Firefly Space Systems is a new space company based north of Austin, Texas. At least 25 companies have announced plans to build rockets to meet the growing demand for small-satellite launches since 2014, but Firefly Space Systems does not plan to blend into that pack. Thomas Markusic, Firefly Space Systems chief executive, said, "Think of this as the Model T of rockets, a simple widely used vehicle for getting from point to point, or in this case getting to space."
“When you are riding as a secondary payload on a large launch vehicle, you sometimes have to wait a couple of years and you are subject to the technical specifications of that launch,” said Amir Blachman, Space Angels Network managing director in Los Angeles. “Whereas if you can pay to get a custom launch for a smaller payload, you can tailor the timing and all the other elements of the mission to your specific needs.”
Markusic, a propulsion engineer who worked at NASA, the U.S. Air Force, SpaceX, Virgin Galactic and Blue Origin before founding Firefly, plans to build a family of simple expendable rockets offering dedicated rides for small satellites (under 1000 kilograms) to low earth orbit (LEO). Markusic left his job as Virgin Galactic’s vice president for propulsion in December 2013 to found Firefly because he saw a dearth of launch options for the burgeoning small-satellite market.
Firefly’s initial launch vehicle, Firefly Alpha, is designed to send 400 kilogram payloads into low Earth orbit or 200 kilograms into sun-synchronous orbit. The cost of a full vehicle to LEO is currently set at $8 million, and includes features that typically cost extra, such as the separation system and a full re-ride guarantee. Customers will not have to insure the launch, because if the first fails the second ride is on Firefly. Satellites will still need insurance for their own performance. Other launch options include delivering a 120-kilogram payload to a 500-kilometer sun-synchronous orbit for $4.95 million, and orbiting 3U CubeSats for about $240,000.

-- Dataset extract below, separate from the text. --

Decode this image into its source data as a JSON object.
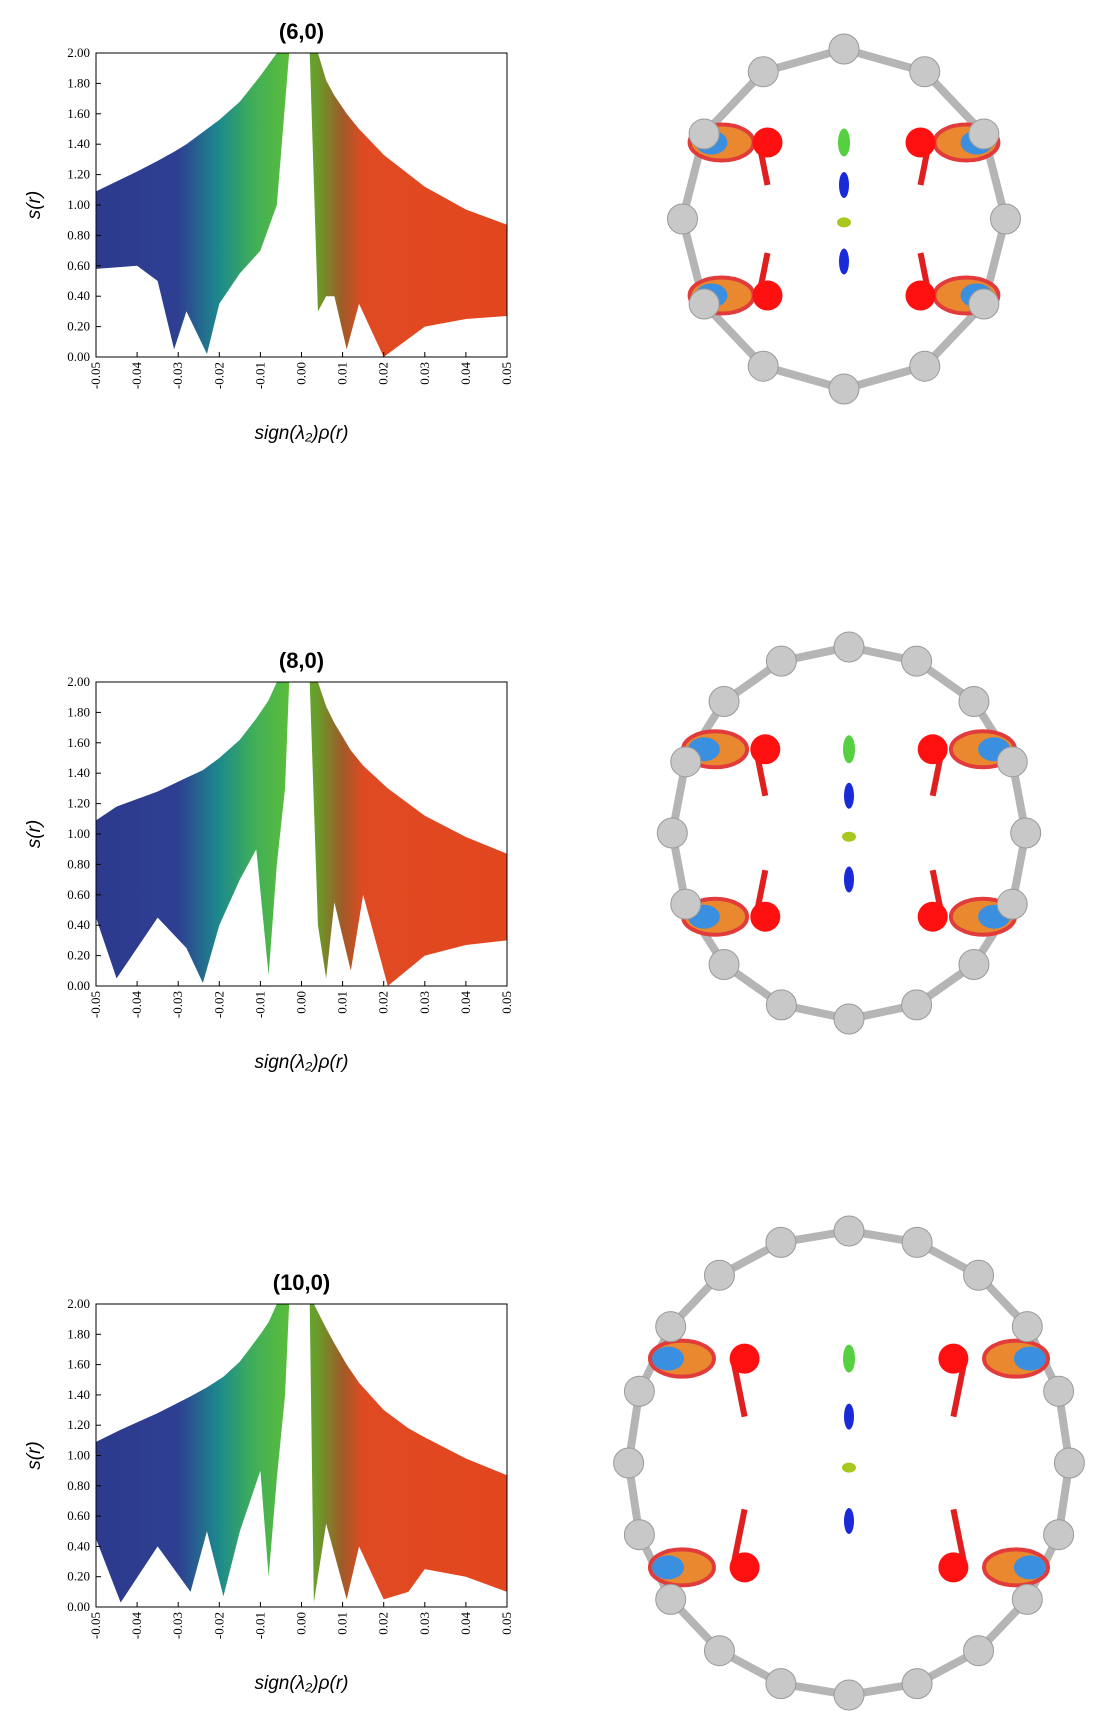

In October , NASA announced the award of fixed-price contracts to Firefly, Los Angeles-based Rocket Lab and Virgin Galactic of Long Beach, California, to provide dedicated rides into orbit for the CubeSats NASA transports under its Cubesat Launch Initiative. CubeSats are small cube-shaped satellites typically sized 10 by 10 by 11.35 centimeters and has a mass of no more than 1.33 kilograms. NASA plans to pay Firefly $5.5 million, Virgin Galactic $4.7 million and Rocket Lab $6.95 million for launches scheduled to occur by April 2018.
PJ King, cofounder and COO of Firefly, said the initial target is to field about four vehicles in the first year. If business goes well, King said the number of launches the first year could be up to seven. Assuming continued success, the goal for year two is to produce about 12 vehicles.